On the other hand, Anne defies stereotypes about femininity. She competes against Gilbert Blythe academically and consistently beats or ties with him, showing that girls are just as intelligent as boys. She is also rambunctious, adventurous, and loves the outdoors, qualities that are shown to complement rather than clash with her interest in beauty, clothing, and romance novels. A final quality of Anne that challenges traditional femininity is that she shows no interest in actual romance with young men, though many show interest in her. However, her stance on the matter of romance changes in sequels to Anne of Green Gables.


Anne of Green Gables provides a cautionary tale of how stubbornness can stand in the way of positive relationships. The first day that Anne meets Gilbert Blythe, when she is 11 and he is 13, he teases her for having red hair. This makes Anne angry and she begins to ignore him, and she continues to ignore him until they are both nearly 20 years old. During this time, Anne actually decides she is not angry anymore—but by then, Gilbert has started to ignore Anne as well, and she is too stubborn to apologize to him. Anne is only able to make up with Gilbert after hearing a story from Marilla about how stubborn she was as a young girl when she was dating Gilbert's father. This foreshadows that when Anne gives up her stubbornness and makes amends with Gilbert, the possibility of romance between them will finally open up—and indeed, in sequels to Anne of Green Gables, the two get married.

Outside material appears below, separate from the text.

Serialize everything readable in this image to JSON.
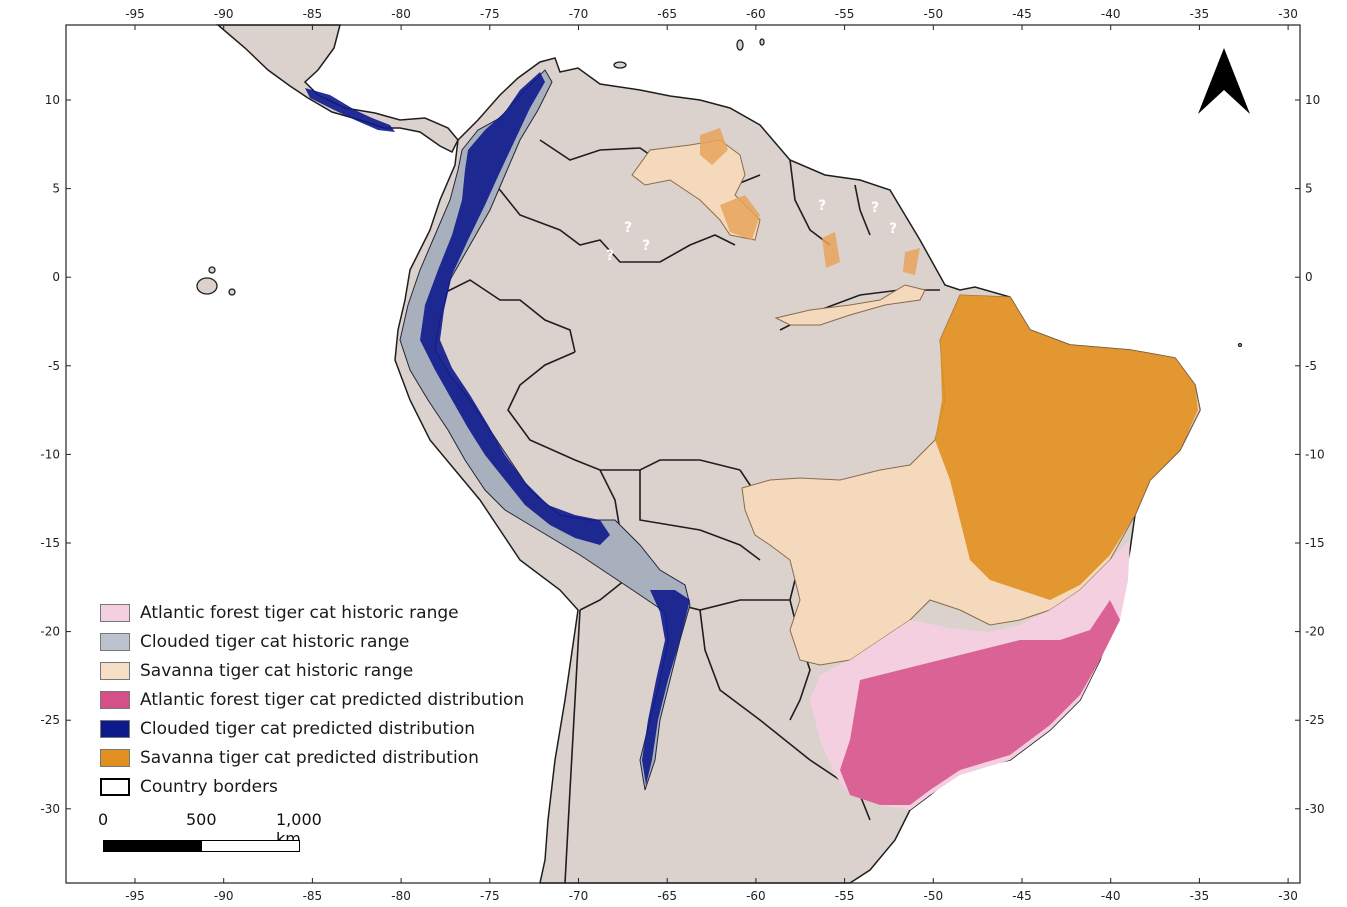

Stubbornness is also shown to be a good quality at times. When Marilla is trying to convince Anne to go to university rather than stay home at Green Gables and care for her, Anne responds, "You can't prevent me. I'm...'obstinate as a mule' as Mrs. Lynde once told me" (p. 380). In this case, stubbornness is neither foolish nor hubristic, but rather a form of devotion to something which one sees as a moral obligation.